This is shown by the difference between the autocorrelation coefficients of lag 1 for the two films. For Catherine the Great it is 0.1164, while for Derailed it is 0.1976. That is, about 80% bigger. (The autocorrelation coefficient of lag 1 measures the correlation between the lengths of any shot and the next shot, taken in succession down the length of the film.)
James Cutting and his collaborators work in terms of a series of more complicated elaborations of autocorrelation, which I will not discuss in detail. The quantities they use are the Autoregressive index AR and its modified form, mAR.

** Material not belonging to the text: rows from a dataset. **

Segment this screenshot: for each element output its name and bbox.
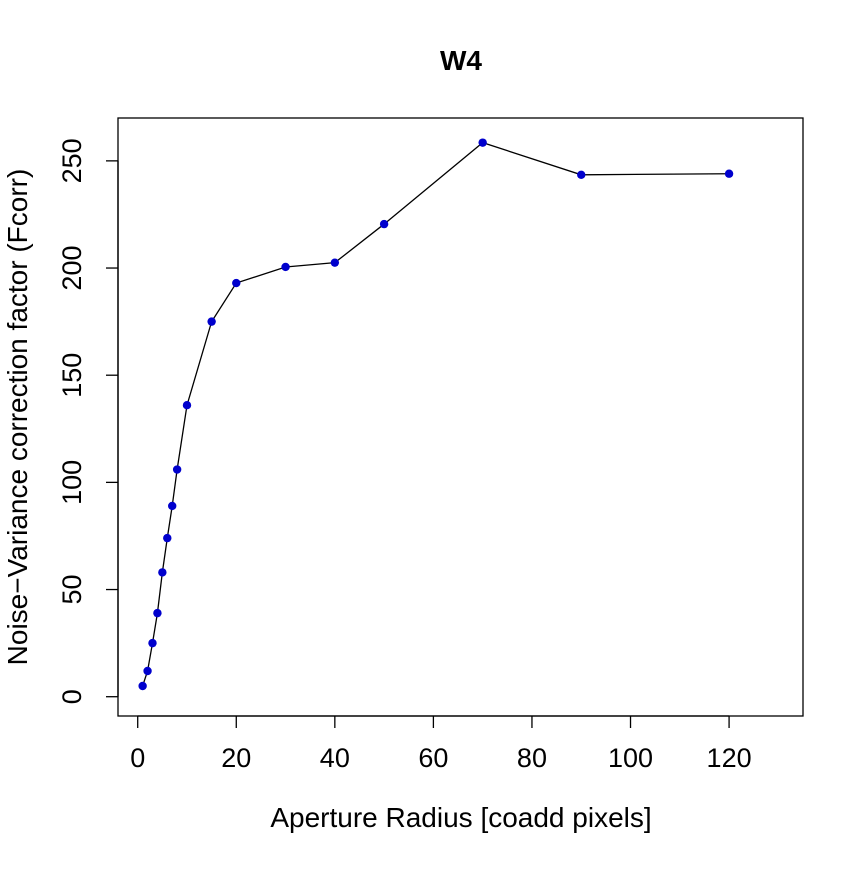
data-point bbox=[158, 568, 167, 577]
y-tick-label: 50 bbox=[57, 575, 87, 605]
x-tick-label: 40 bbox=[320, 743, 350, 773]
chart-title: W4 bbox=[440, 45, 482, 76]
data-point bbox=[577, 170, 586, 179]
x-tick-label: 80 bbox=[517, 743, 547, 773]
y-tick-label: 150 bbox=[57, 353, 87, 398]
x-tick-label: 60 bbox=[418, 743, 448, 773]
data-point bbox=[163, 533, 172, 543]
y-tick-label: 250 bbox=[57, 138, 87, 183]
y-axis-label: Noise−Variance correction factor (Fcorr) bbox=[2, 169, 33, 666]
data-point bbox=[379, 219, 389, 229]
x-tick-label: 100 bbox=[608, 743, 653, 773]
y-tick-label: 100 bbox=[57, 460, 87, 505]
series-layer bbox=[138, 138, 734, 691]
x-tick-label: 120 bbox=[707, 743, 752, 773]
data-point bbox=[168, 501, 177, 511]
y-axis: 0 50 100 150 200 250 bbox=[57, 138, 119, 704]
data-point bbox=[232, 278, 241, 288]
x-tick-label: 0 bbox=[130, 743, 145, 773]
series-line bbox=[142, 141, 730, 687]
data-point bbox=[153, 608, 162, 618]
y-tick-label: 200 bbox=[57, 246, 87, 291]
data-point bbox=[330, 258, 340, 267]
y-tick-label: 0 bbox=[57, 689, 87, 704]
x-tick-label: 20 bbox=[221, 743, 251, 773]
data-point bbox=[148, 638, 157, 648]
data-point bbox=[143, 666, 152, 676]
plot-frame bbox=[117, 117, 804, 717]
x-axis: 0 20 40 60 80 100 120 bbox=[130, 715, 752, 773]
data-point bbox=[478, 138, 487, 147]
data-point bbox=[724, 169, 734, 178]
x-axis-label: Aperture Radius [coadd pixels] bbox=[270, 802, 651, 833]
data-point bbox=[182, 401, 192, 410]
data-point bbox=[172, 465, 182, 474]
data-point bbox=[281, 262, 290, 272]
data-point bbox=[207, 317, 216, 326]
data-point bbox=[138, 681, 147, 691]
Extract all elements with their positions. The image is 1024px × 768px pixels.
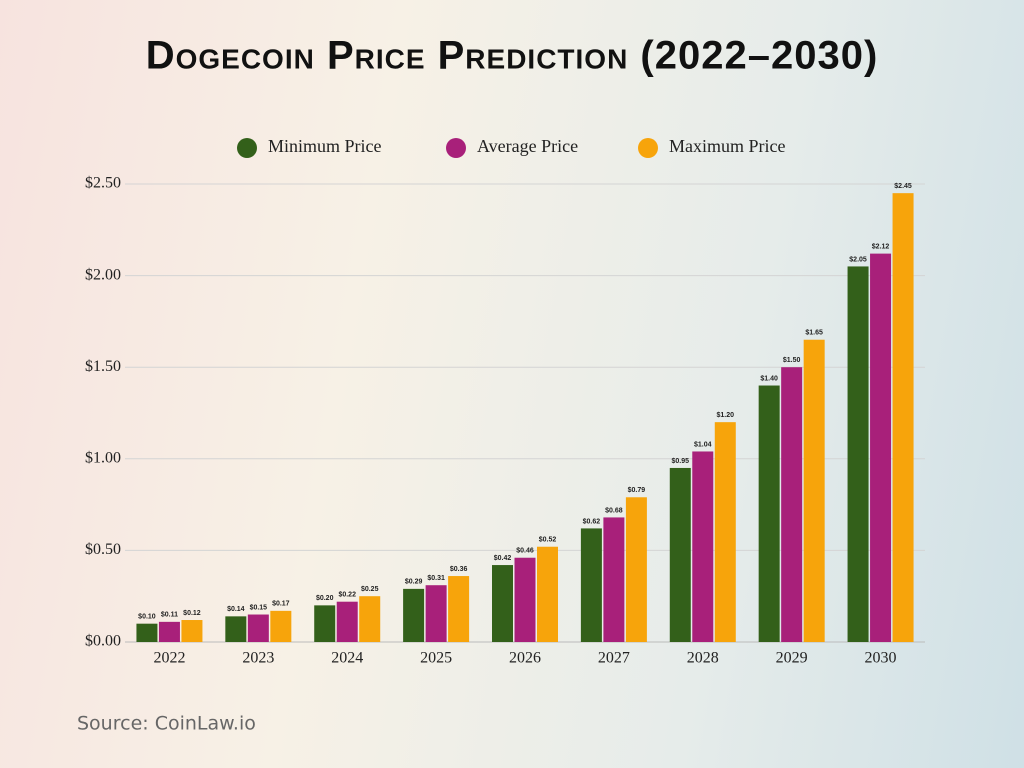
legend-label: Average Price — [477, 136, 578, 156]
x-tick-label: 2026 — [509, 650, 541, 667]
y-tick-label: $0.00 — [85, 633, 121, 650]
bar — [803, 339, 825, 642]
bar — [247, 614, 269, 642]
bar — [870, 253, 892, 642]
value-label: $1.65 — [805, 330, 823, 337]
bar — [669, 467, 691, 642]
y-tick-label: $0.50 — [85, 541, 121, 558]
value-label: $2.12 — [872, 243, 890, 250]
x-tick-label: 2030 — [865, 650, 897, 667]
bar — [136, 623, 158, 642]
value-label: $0.52 — [539, 537, 557, 544]
value-label: $0.15 — [250, 604, 268, 611]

They assert that mAR is not an artefact of the decreases in mean shot length (ASL) over the last 50 years. This seems dubious, since I find that for their sample, the correlation of mAR with ASL is slightly better (r = 0.49) than its correlation with release year (r = 0.43), for the films under consideration.
The other path of their investigation is through the spectral decomposition of the series of shot lengths in the films using Fourier analysis, and they point out that this is mathematically related to the results of their autoregression analysis, and hence gives similar results.
Cutting, DeLong and Nothelfer give the impression that the editor of a film has complete freedom to make a shot any length they like. This is certainly not the case in general, as anyone who has edited a film knows. In particular, for dialogue scenes, the length of the speeches has a strong influence on shot length. Even when there are cutaways to reaction shots in the middle of a speech, these tend to follow the length of sentences within the individual speeches. There is more freedom for an editor to choose shot length in action scenes, but the need for cuts on action at certain points again exerts some control on shot length, and even the length of the actions of the actors themselves, as staged, has to be respected. It is these and other independent causes simultaneously acting to determine the lengths of shots that produces the usual Lognormal distribution of shot lengths, as I have said so often before. However, the trend towards using more jump cuts within scenes, which is demonstrated in the “Statistical Style Analysis – Part 4” section of my Film Style and Technology: History and Analysis (3rd. edition), does give some more freedom to choose the shot length independently of the content of the shot, if editors want to. This freedom is inherent in a montage sequence, and accounts for the very large chains of similar length shots in Rocky IV, as revealed in the analysis by Cutting et al. Rocky IV has many (too many) training montage sequences cut to the regular beat of music, which is what pushes it right up to the top of the shot correlation stakes.
If audiences could be satisfied with nothing but action movies that have NOTHING but action in them, then the ASL could get shorter than 1.5 seconds, where it has halted at present, and the various shot length correlations studied by Cutting et al. could attain the maximum all the time, but I don’t think this is likely.
There are some further doubts about the postulated fundamental connection between the (hypothetical) basic psychological processes of attention, and film shot lengths. One alternative view of the matter is that the film audience is primarily attending to the succession of things represented in the film scenes, not the cuts between the shots. These cuts were certainly intended by film-makers to be “invisible” up until recent times. The counter-example to think about here is the most popular variety of videogame, while also remembering that videogames make more money than films nowadays. This is the “first person shooter”, which consists of just a continuous Point of View shot of what is meant to be in the protagonist’s sight, with no cuts in the scene shown on the computer screen. In first person shooters the player’s attention is totally gripped, completely without the benefit of editing.
Finally, as all Cinemetricians should know, the method used by Cutting, DeLong and Nothelfer to get frame-accurate shots lengths is not efficient, with their work times being 15 to 36 hours per film. Using a NLE, and putting some sort of mark on each cut to get the shot lengths takes me (and no doubt others) only 3 to 12 hours per film, depending on the number of shots in it.
All the above is obviously far from being the last word on this work by Cutting et al., but what they have done is certainly usefully provocative.